Game officials don’t know how many cubs are present in the den because they’re nestled so closely to their mother. With time, however, the answer will become obvious. Pennsylvania’s black bears usually are born in January and begin walking in about eight weeks. They leave the den when three months old.
The black-bear den livestream can be accessed through “Quick Clicks” on the homepage of the Game Commission’s website. The snow-goose migration livestream, which provides a 24-hour-a-day look at waterfowl off Willow Point at Middle Creek Wildlife Management Area, launched Feb. 26 and can be accessed from the Snow Goose Migration Update page accessed through Quick Clicks.
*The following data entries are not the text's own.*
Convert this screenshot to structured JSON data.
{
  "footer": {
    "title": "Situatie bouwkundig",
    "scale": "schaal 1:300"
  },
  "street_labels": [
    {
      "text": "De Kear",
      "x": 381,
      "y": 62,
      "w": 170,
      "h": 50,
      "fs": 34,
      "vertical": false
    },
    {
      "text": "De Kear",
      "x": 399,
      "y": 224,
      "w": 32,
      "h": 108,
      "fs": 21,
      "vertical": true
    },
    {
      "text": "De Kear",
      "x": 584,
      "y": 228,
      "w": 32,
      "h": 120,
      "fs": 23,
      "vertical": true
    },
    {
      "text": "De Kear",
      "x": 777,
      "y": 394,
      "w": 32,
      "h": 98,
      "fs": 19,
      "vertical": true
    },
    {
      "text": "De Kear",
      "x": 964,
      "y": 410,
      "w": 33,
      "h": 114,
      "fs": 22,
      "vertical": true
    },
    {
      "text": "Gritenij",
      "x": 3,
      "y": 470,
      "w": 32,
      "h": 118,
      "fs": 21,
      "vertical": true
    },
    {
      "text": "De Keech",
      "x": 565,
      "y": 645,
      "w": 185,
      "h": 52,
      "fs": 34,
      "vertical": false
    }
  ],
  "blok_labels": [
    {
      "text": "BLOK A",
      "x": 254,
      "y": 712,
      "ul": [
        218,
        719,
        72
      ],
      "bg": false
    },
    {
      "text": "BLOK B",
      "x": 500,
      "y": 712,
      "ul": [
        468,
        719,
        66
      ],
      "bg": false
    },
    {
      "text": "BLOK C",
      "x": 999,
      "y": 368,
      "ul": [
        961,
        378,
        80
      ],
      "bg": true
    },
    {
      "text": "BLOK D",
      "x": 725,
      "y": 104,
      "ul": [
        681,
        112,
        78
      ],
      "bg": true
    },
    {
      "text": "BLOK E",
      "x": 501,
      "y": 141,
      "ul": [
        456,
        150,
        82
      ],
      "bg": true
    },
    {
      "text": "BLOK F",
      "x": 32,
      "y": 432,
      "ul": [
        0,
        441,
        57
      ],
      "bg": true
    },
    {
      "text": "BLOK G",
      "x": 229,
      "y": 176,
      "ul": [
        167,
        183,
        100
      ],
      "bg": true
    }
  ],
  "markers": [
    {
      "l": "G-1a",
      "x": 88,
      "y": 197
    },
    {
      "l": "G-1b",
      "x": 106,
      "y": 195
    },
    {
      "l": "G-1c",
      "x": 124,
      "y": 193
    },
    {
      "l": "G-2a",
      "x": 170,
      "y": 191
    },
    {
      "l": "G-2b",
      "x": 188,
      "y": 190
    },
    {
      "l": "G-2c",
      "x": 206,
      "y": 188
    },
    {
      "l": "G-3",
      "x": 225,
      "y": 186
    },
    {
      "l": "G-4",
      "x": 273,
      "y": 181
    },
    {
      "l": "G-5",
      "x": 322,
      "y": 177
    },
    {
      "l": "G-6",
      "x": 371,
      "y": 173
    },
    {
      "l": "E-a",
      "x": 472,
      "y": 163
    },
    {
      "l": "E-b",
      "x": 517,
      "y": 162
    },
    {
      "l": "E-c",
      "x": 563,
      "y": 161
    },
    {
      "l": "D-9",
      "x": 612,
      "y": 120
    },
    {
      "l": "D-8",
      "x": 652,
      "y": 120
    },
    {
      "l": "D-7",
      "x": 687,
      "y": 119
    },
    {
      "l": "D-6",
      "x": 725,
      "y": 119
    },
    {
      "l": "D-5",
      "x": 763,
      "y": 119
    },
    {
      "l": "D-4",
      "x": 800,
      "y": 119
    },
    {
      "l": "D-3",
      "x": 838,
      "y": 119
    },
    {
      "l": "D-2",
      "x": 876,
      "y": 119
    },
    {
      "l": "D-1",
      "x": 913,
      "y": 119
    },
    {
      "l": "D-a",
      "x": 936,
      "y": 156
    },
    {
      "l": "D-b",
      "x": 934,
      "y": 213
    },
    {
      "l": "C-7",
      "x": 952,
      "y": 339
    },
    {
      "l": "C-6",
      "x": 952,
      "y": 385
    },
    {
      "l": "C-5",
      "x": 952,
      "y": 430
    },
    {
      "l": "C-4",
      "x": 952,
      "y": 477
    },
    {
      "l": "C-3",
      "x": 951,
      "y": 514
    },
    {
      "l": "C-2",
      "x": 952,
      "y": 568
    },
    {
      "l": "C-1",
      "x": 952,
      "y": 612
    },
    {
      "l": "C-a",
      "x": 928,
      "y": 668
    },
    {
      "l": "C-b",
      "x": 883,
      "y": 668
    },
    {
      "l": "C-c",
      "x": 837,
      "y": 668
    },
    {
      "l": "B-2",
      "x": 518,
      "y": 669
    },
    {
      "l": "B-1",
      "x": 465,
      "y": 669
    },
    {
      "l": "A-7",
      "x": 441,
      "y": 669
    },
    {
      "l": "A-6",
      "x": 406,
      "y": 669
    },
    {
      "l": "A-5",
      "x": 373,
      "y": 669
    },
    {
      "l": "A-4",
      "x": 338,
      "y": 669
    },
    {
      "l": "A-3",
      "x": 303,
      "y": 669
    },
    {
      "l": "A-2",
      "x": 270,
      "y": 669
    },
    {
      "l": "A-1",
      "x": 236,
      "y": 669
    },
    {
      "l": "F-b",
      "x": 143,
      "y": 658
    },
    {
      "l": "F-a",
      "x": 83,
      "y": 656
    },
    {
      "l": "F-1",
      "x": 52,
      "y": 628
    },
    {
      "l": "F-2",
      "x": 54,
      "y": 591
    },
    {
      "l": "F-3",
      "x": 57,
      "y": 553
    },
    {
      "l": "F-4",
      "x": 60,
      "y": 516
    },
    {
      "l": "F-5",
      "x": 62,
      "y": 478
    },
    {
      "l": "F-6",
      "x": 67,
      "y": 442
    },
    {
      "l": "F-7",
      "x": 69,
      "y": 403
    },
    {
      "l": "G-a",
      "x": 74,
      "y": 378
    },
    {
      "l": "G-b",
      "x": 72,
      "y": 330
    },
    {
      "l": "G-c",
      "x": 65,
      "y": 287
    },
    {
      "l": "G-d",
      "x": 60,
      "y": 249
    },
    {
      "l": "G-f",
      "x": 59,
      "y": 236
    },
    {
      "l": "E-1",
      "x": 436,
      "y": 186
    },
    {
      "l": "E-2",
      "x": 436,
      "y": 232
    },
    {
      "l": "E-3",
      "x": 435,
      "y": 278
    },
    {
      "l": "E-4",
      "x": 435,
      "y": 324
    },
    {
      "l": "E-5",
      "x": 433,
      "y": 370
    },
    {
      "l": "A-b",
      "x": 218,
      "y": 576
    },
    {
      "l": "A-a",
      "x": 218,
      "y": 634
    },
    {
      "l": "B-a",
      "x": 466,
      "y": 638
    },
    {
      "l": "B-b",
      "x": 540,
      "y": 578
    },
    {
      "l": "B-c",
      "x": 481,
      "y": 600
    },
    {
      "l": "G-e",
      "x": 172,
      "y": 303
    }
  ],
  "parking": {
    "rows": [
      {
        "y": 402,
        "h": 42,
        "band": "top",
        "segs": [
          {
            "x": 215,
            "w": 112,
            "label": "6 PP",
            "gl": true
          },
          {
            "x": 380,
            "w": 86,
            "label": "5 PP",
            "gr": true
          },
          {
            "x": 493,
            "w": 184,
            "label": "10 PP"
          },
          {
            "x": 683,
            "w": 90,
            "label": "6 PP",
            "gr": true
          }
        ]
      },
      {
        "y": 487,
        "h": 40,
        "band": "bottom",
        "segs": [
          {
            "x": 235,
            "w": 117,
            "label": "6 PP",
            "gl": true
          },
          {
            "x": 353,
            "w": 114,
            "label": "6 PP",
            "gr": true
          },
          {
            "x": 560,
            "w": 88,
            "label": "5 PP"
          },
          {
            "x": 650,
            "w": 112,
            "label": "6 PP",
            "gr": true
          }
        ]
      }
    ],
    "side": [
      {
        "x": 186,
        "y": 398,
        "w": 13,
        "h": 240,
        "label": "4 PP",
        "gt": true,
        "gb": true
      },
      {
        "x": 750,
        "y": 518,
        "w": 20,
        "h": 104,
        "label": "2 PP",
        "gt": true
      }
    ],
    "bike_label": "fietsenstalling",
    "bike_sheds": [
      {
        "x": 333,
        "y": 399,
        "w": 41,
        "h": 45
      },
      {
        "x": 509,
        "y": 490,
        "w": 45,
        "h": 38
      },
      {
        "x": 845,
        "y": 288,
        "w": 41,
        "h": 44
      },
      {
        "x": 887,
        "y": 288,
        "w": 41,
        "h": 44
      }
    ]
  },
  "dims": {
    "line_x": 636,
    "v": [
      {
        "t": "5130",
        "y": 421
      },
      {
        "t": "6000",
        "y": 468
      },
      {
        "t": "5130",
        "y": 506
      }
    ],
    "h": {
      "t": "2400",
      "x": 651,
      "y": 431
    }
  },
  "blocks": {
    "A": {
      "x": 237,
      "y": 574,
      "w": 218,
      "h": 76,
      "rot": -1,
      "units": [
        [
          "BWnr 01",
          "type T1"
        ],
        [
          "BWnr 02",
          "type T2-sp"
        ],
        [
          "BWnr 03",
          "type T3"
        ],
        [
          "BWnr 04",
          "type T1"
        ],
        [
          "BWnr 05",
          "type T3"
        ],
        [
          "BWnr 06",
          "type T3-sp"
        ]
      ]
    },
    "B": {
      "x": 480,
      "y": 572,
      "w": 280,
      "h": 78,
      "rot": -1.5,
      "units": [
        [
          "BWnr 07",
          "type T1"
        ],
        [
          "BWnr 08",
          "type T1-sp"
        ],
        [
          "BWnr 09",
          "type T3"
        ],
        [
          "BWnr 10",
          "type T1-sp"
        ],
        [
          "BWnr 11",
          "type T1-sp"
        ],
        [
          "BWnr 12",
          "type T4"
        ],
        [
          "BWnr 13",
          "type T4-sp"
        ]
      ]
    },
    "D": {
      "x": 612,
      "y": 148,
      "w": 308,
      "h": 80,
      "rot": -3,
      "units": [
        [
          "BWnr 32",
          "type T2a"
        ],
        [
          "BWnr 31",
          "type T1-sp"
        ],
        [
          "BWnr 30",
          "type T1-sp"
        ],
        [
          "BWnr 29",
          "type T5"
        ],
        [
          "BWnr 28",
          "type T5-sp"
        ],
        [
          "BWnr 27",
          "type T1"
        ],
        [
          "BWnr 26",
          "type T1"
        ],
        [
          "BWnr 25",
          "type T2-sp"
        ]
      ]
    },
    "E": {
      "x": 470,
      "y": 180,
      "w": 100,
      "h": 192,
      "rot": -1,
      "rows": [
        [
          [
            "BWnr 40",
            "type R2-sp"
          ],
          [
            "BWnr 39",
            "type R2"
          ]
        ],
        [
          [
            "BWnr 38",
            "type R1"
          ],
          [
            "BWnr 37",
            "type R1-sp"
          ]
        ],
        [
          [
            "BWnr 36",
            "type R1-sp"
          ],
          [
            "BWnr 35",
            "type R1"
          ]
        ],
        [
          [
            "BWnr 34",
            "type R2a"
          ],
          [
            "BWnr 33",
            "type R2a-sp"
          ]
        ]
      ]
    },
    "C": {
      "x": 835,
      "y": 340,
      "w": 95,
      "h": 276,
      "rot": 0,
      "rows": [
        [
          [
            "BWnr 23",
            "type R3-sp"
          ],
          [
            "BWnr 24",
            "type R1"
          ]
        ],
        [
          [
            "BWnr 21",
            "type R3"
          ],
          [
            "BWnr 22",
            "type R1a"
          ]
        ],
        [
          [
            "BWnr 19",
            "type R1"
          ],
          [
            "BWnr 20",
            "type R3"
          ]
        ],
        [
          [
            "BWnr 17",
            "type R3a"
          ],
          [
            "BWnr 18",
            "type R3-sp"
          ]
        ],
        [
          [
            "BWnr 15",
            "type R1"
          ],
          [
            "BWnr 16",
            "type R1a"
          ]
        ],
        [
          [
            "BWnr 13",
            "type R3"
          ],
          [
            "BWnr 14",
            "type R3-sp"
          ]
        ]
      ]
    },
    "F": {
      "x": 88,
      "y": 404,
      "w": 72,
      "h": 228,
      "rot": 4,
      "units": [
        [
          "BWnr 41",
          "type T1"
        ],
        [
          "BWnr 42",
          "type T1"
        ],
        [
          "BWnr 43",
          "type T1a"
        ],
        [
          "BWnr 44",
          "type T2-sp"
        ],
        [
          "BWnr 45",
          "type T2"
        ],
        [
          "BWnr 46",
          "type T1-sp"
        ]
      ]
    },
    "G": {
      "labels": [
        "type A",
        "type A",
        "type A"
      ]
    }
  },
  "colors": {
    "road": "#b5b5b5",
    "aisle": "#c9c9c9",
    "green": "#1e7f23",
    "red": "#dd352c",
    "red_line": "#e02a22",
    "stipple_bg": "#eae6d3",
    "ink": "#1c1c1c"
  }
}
For viewers, the livestreams provide round-the-clock, behind-the-scenes looks at wildlife, said Game Commission Bureau of Information and Education Director Steve Smith.
“These livestreams provide an incredible educational opportunity, allowing us to witness wildlife intimately in a manner that’s simply not possible in the wild with our own two eyes,” Smith said. “That’s one of the reasons they’ve proven so popular, and we’re proud to offer these two for viewers to enjoy in the coming months.”